Mais ce n’est pas assez d’imposer sa supériorité aux autres, il faut devenir « un grand homme et un saint pour soi-même ». Toutes les conditions matérielles, compliquées, auxquelles le dandy se soumet, « depuis la toilette irréprochable à toute heure du jour et de la nuit, jusqu’aux tours les plus périlleux du sport, ne sont qu’une gymnastique propre à fortifier la volonté et à discipliner l’âme ».

Le dandy se trouve ainsi amené à ne considérer, en tout, que l’effort et à se faire une nécessité de l’Artifice. Ce mot d’Artifice a été mal compris.
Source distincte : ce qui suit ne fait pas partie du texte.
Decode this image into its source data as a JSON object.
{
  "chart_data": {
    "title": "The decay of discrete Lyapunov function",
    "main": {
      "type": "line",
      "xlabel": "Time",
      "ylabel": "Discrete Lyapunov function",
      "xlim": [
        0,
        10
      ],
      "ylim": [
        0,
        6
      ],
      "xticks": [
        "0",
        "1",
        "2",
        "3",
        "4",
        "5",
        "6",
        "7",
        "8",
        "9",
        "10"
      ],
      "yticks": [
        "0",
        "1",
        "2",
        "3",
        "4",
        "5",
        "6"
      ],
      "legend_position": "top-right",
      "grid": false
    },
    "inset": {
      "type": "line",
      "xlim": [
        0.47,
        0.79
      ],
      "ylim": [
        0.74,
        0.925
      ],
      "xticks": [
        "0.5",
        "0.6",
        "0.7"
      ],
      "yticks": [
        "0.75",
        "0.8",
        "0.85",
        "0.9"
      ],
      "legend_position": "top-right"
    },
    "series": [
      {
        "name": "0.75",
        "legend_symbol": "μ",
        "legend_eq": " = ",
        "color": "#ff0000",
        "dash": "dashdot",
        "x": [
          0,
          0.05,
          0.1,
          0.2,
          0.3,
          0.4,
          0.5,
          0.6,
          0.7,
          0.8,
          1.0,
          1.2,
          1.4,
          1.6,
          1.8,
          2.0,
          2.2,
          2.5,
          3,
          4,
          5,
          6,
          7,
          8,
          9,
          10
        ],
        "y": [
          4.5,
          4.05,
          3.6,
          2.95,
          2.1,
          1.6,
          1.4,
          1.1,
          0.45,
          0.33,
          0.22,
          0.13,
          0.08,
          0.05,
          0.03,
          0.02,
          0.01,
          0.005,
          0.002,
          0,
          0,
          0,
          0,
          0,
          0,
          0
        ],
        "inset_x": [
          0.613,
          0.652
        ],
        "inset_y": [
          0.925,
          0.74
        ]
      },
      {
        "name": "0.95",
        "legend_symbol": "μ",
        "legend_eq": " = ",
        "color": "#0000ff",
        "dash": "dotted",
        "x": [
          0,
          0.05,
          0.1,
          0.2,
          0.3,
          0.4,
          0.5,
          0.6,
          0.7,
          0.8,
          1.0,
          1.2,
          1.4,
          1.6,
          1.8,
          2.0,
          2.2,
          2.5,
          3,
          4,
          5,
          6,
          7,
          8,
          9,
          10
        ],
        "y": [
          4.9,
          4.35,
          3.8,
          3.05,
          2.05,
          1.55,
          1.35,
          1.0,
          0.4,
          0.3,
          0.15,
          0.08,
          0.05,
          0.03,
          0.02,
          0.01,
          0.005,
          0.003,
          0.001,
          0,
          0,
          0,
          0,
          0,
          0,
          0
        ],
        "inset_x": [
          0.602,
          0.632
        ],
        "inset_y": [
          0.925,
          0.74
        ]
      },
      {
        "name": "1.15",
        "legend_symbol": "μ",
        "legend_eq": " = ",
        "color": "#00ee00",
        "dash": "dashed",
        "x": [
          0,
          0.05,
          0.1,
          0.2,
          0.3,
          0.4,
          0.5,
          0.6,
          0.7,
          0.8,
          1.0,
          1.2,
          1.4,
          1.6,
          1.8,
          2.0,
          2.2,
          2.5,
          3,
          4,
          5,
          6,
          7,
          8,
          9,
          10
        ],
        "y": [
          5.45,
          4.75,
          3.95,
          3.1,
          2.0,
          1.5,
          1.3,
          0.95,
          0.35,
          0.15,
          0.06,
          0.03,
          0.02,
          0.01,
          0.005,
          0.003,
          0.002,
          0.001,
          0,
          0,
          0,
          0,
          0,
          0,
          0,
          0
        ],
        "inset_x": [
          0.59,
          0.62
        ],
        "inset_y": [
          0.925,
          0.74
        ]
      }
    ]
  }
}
Il ne s’agit pas, ici, de l’esprit d’intrigue et de mensonge. C’est l’artifice du Génie corrigeant l’imperfection naturelle et la sauvagerie de l’instinct. C’est à cela que s’emploie la Civilisation, et la Morale ne se propose pas autre chose. Baudelaire pense que tout ce qui est naturel est abominable. Cette théorie n’a rien de subversif. Elle est contenue dans l’idée du Péché originel. Or, Baudelaire estime, après elle, que « la vraie civilisation n’est pas dans le gaz ni dans la vapeur, ni dans les tables tournantes, mais dans la diminution des traces du péché originel ».